Hey, how about some more problems?

In order to show the alpha, face_recognition over dlib-only face recognition system, I needed to get a server. I ended up renting a p2.xlarge EC2 instance. We'll get our servers later. No worry Dory, it'll be done quickly, swiftly, promptly.

Build a nginx-flask-face_recognition cuda docker, push it, done. Write a docker-compose.yml, put a traefik as a load balancer / Reverse Proxy / vhost router, and you're good to go, Bilbo.

I demo it, superiors are happy (how couldn't they be, AMARITE?), they try it with random pictures on the internet, it works seemingly fine (I actually did some statistics beforehand, and my accuracy on my testing set was good, so, le me is not surprised). So, then, superiors be like, let's try that on some real video frames! Me like, sure, that's the goal RIGHT?

So we try it on a couple of frames and eerrrrhhhh, not that great. The cynical reader would say "You said you were interested in annotating videos, yet you chose photos in your training and testing set, you stupid modafaka". And he wouldn't be so wrong, but I knew what I was doing (let's pretend).

  1. A face in a photo and a face in a frame shouldn't be much different.
  2. I don't exactly care on being exact per image, I just need to be statistically right over the video sequence. No probs if I miss some frames as long as I'm correct in the majority.
  3. Collecting roughly annotated photos was actually much easier than frames.

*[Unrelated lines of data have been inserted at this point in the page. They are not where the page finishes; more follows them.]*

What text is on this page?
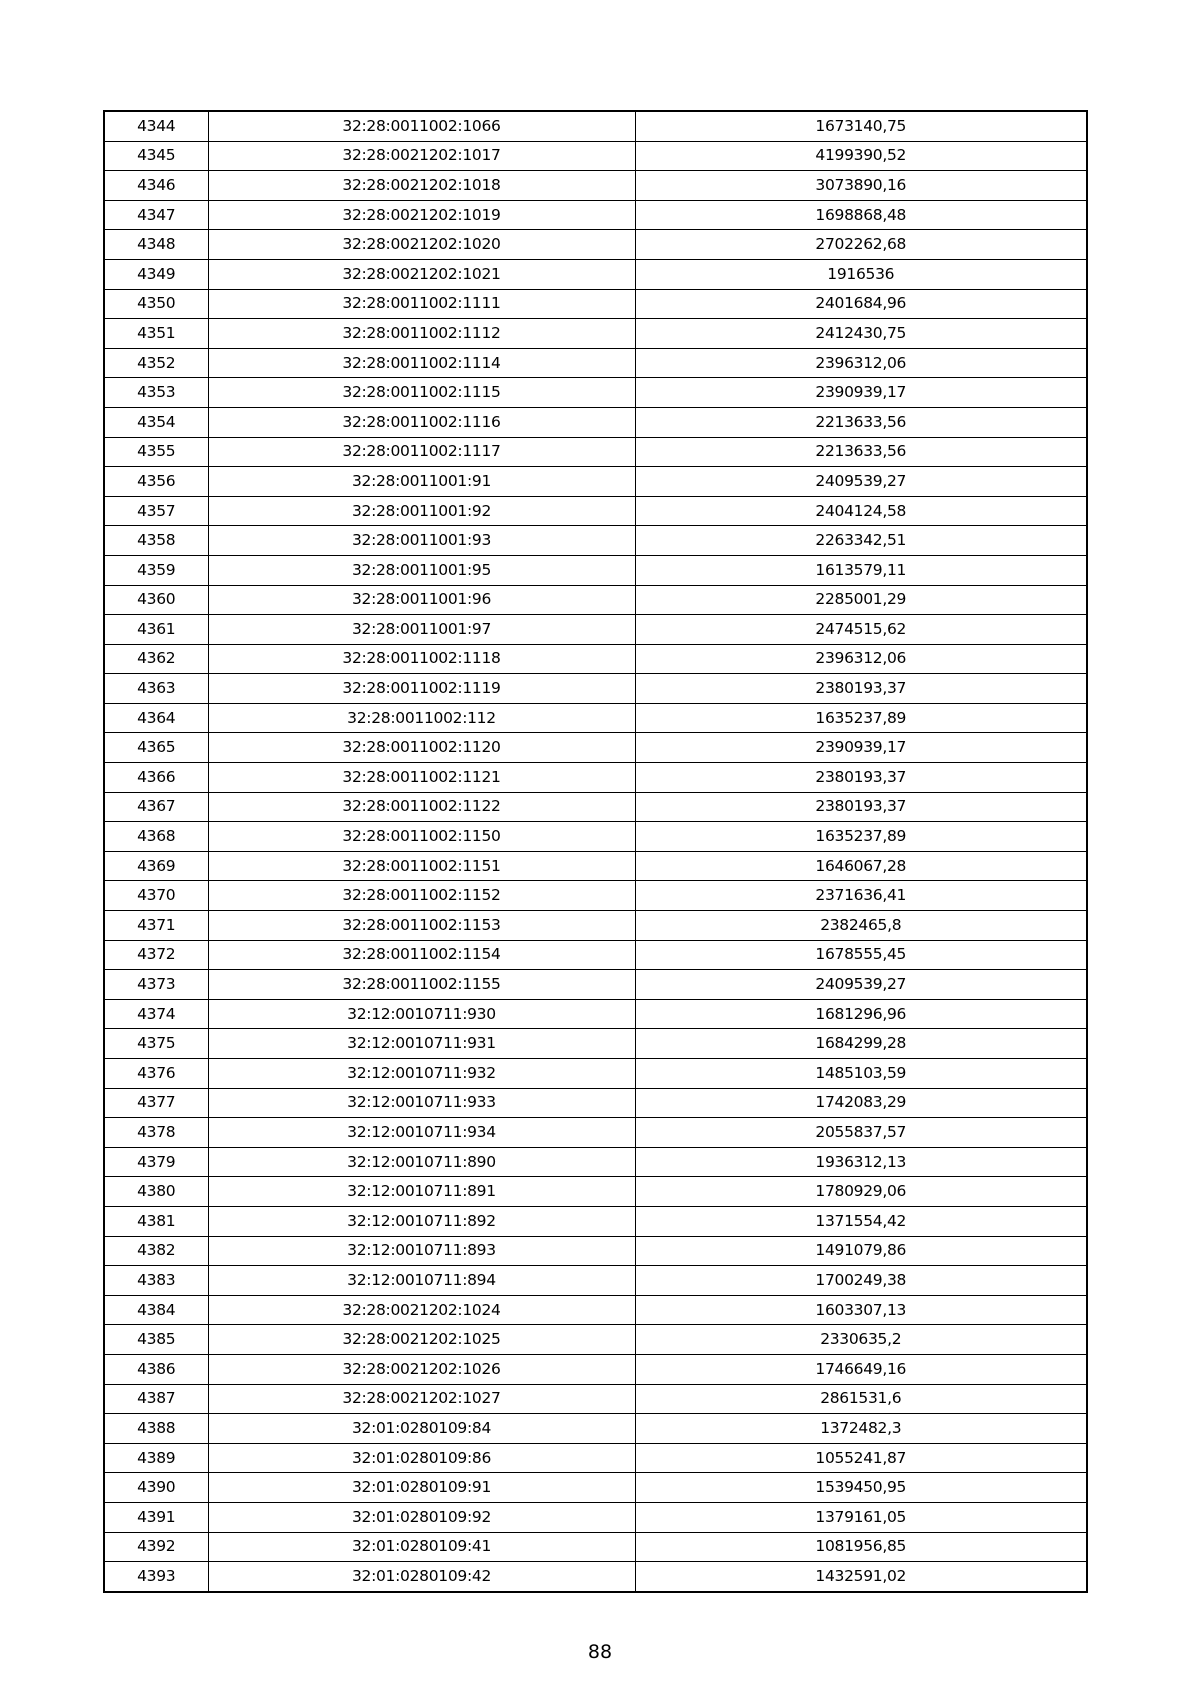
4344	32:28:0011002:1066	1673140,75
4345	32:28:0021202:1017	4199390,52
4346	32:28:0021202:1018	3073890,16
4347	32:28:0021202:1019	1698868,48
4348	32:28:0021202:1020	2702262,68
4349	32:28:0021202:1021	1916536
4350	32:28:0011002:1111	2401684,96
4351	32:28:0011002:1112	2412430,75
4352	32:28:0011002:1114	2396312,06
4353	32:28:0011002:1115	2390939,17
4354	32:28:0011002:1116	2213633,56
4355	32:28:0011002:1117	2213633,56
4356	32:28:0011001:91	2409539,27
4357	32:28:0011001:92	2404124,58
4358	32:28:0011001:93	2263342,51
4359	32:28:0011001:95	1613579,11
4360	32:28:0011001:96	2285001,29
4361	32:28:0011001:97	2474515,62
4362	32:28:0011002:1118	2396312,06
4363	32:28:0011002:1119	2380193,37
4364	32:28:0011002:112	1635237,89
4365	32:28:0011002:1120	2390939,17
4366	32:28:0011002:1121	2380193,37
4367	32:28:0011002:1122	2380193,37
4368	32:28:0011002:1150	1635237,89
4369	32:28:0011002:1151	1646067,28
4370	32:28:0011002:1152	2371636,41
4371	32:28:0011002:1153	2382465,8
4372	32:28:0011002:1154	1678555,45
4373	32:28:0011002:1155	2409539,27
4374	32:12:0010711:930	1681296,96
4375	32:12:0010711:931	1684299,28
4376	32:12:0010711:932	1485103,59
4377	32:12:0010711:933	1742083,29
4378	32:12:0010711:934	2055837,57
4379	32:12:0010711:890	1936312,13
4380	32:12:0010711:891	1780929,06
4381	32:12:0010711:892	1371554,42
4382	32:12:0010711:893	1491079,86
4383	32:12:0010711:894	1700249,38
4384	32:28:0021202:1024	1603307,13
4385	32:28:0021202:1025	2330635,2
4386	32:28:0021202:1026	1746649,16
4387	32:28:0021202:1027	2861531,6
4388	32:01:0280109:84	1372482,3
4389	32:01:0280109:86	1055241,87
4390	32:01:0280109:91	1539450,95
4391	32:01:0280109:92	1379161,05
4392	32:01:0280109:41	1081956,85
4393	32:01:0280109:42	1432591,02
88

Why did it perform not-so-greatly?

  1. First, because there are no males in the database yet, but there are some on the videos, and they're totally polluting the results.

  2. And then, because the embeddings done by dlib when the face is not facing the camera and straight up is not great. True, dlib embeds a face aligner, but when the face is not facing the camera, there's only so much you can do to deform it to make it seemingly face the camera without ruining the picture. And dlib's face realigner totally fails when the face is rotated, say, because the person is lying on the ground. Which, uh, happens a lot in our videos, for some reasons.

Males

Super easy to solve. Download the CelebA dataset, embed the faces, and train an SVM to recognize male and female faces right from the embeddings. More than 98% of testing accuracy, me happy.

Rotations, etc

The first problem, people not facing the camera, can't be solved without re-training dlib's embedding neural net with a less constrained set of photos (thus including non facing ones), which would take way too long (in terms of computing time, data gathering and preparation), and it's a wayyy too sensitive piece of the puzzle, so, let's try not to touch it.

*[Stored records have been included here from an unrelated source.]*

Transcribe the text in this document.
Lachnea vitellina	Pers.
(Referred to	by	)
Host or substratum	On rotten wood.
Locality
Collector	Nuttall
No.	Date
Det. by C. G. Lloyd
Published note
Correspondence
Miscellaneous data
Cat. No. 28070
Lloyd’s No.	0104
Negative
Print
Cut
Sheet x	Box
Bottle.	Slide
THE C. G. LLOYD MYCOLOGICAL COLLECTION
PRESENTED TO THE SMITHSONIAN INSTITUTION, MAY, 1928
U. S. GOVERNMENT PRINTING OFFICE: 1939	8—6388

The second however, rotated faces, has a simple solution: after dlib detected a face, but before sending it to the embedding neural net, we can detect and fix the rotation ourselves.

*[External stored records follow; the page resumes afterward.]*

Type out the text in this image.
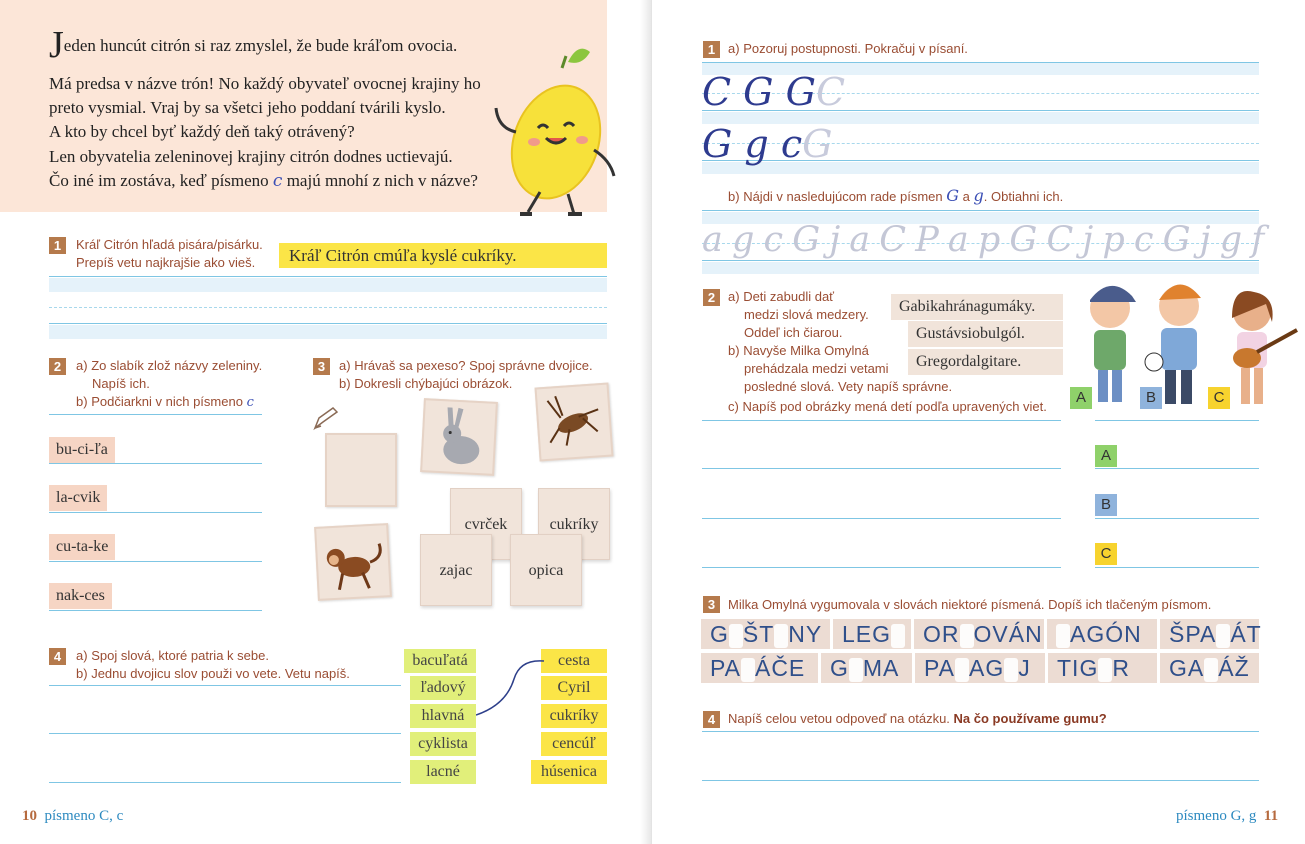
Jeden huncút citrón si raz zmyslel, že bude kráľom ovocia.

Má predsa v názve trón! No každý obyvateľ ovocnej krajiny ho

preto vysmial. Vraj by sa všetci jeho poddaní tvárili kyslo.

A kto by chcel byť každý deň taký otrávený?

Len obyvatelia zeleninovej krajiny citrón dodnes uctievajú.

Čo iné im zostáva, keď písmeno c majú mnohí z nich v názve?

1	Kráľ Citrón hľadá pisára/pisárku.
Prepíš vetu najkrajšie ako vieš.	Kráľ Citrón cmúľa kyslé cukríky.
2	a) Zo slabík zlož názvy zeleniny.
Napíš ich.
b) Podčiarkni v nich písmeno c
bu-ci-ľa
la-cvik
cu-ta-ke
nak-ces
3	a) Hrávaš sa pexeso? Spoj správne dvojice.
b) Dokresli chýbajúci obrázok.
cvrček	cukríky
zajac	opica
4	a) Spoj slová, ktoré patria k sebe.
b) Jednu dvojicu slov použi vo vete. Vetu napíš.
bacuľatá
ľadový
hlavná
cyklista
lacné
cesta
Cyril
cukríky
cencúľ
húsenica
10 písmeno C, c
1 a) Pozoruj postupnosti. Pokračuj v písaní.
C G GC
G g cG
b) Nájdi v nasledujúcom rade písmen G a g. Obtiahni ich.
a g c G j a C P a p G C j p c G j g f
2 a) Deti zabudli dať
medzi slová medzery.
Oddeľ ich čiarou.
b) Navyše Milka Omylná
prehádzala medzi vetami
posledné slová. Vety napíš správne.
c) Napíš pod obrázky mená detí podľa upravených viet.
Gabikahránagumáky.
Gustávsiobulgól.
Gregordalgitare.
A	B	C
A
B
C
3 Milka Omylná vygumovala v slovách niektoré písmená. Dopíš ich tlačeným písmom.
G ŠT NY LEG	OR OVÁN	AGÓN	ŠPA ÁT
PA ÁČE	G MA	PA AG J	TIG R	GA ÁŽ
4 Napíš celou vetou odpoveď na otázku. Na čo používame gumu?
písmeno G, g 11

To be able to find the orientation of the face, a great quality RGB image is not needed. So we'll restrict ourselves to a greyscale 32x32 image of the face.

So I collected some fair amount of straight up faces, generated a bunch of rotations to build a dataset and that was it for the data. Easy peasy, Winny.

Taking sklearn, I did not have much success with learning the rotation with any of the algorithms. I guess the God of Hype didn't want it to work, because he wanted me to use some more Deep Learning Magic. So, I did.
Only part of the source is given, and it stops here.